E quem sabe, num ponto silencioso da nova capital, não ecoa ainda, entre colunas modernistas, uma nota suave que nasceu lá em Diamantina, ao pé do cravo de um gênio barroco perdido em Minas.

 Edson Pinto

Agosto, 2025


 Nota do autor

Wolfgang Amadeus Mozart (1756–1791) foi um compositor austríaco, gênio precoce da música clássica. Produziu mais de 600 obras em sua breve vida, entre sinfonias, concertos, óperas e peças sacras. Sua música equilibra emoção, técnica e beleza.

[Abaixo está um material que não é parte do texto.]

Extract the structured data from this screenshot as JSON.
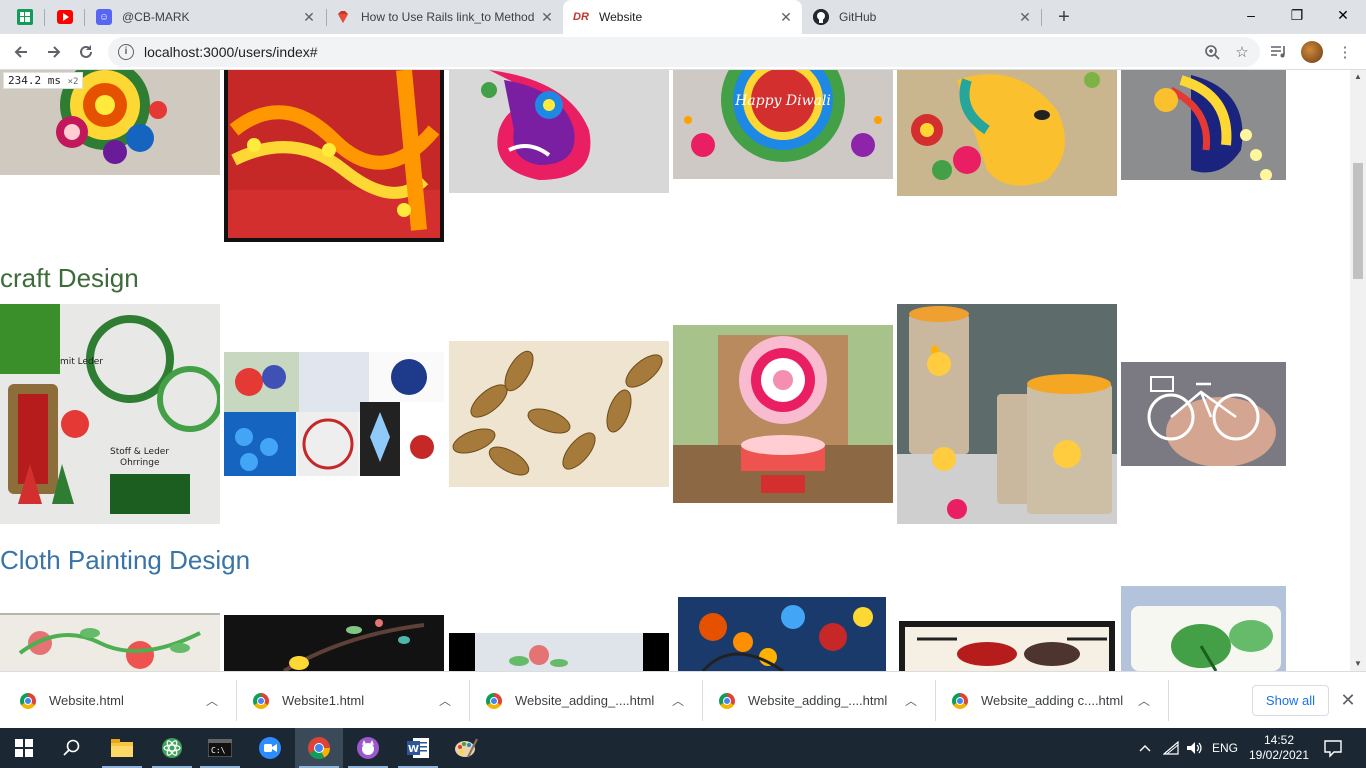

Juscelino Kubitschek (1902–1976), natural de Diamantina, foi presidente do Brasil entre 1956 e 1961. É lembrado por seu lema “cinquenta anos em cinco” e por idealizar e construir Brasília, transformando uma utopia urbanística em realidade. Neste conto, a cidade nasce como uma sugestão musical de um mestre renascentista a um jovem brasileiro.


Um comentário:

Perciodiogo disse...

Muito bom...parabéns!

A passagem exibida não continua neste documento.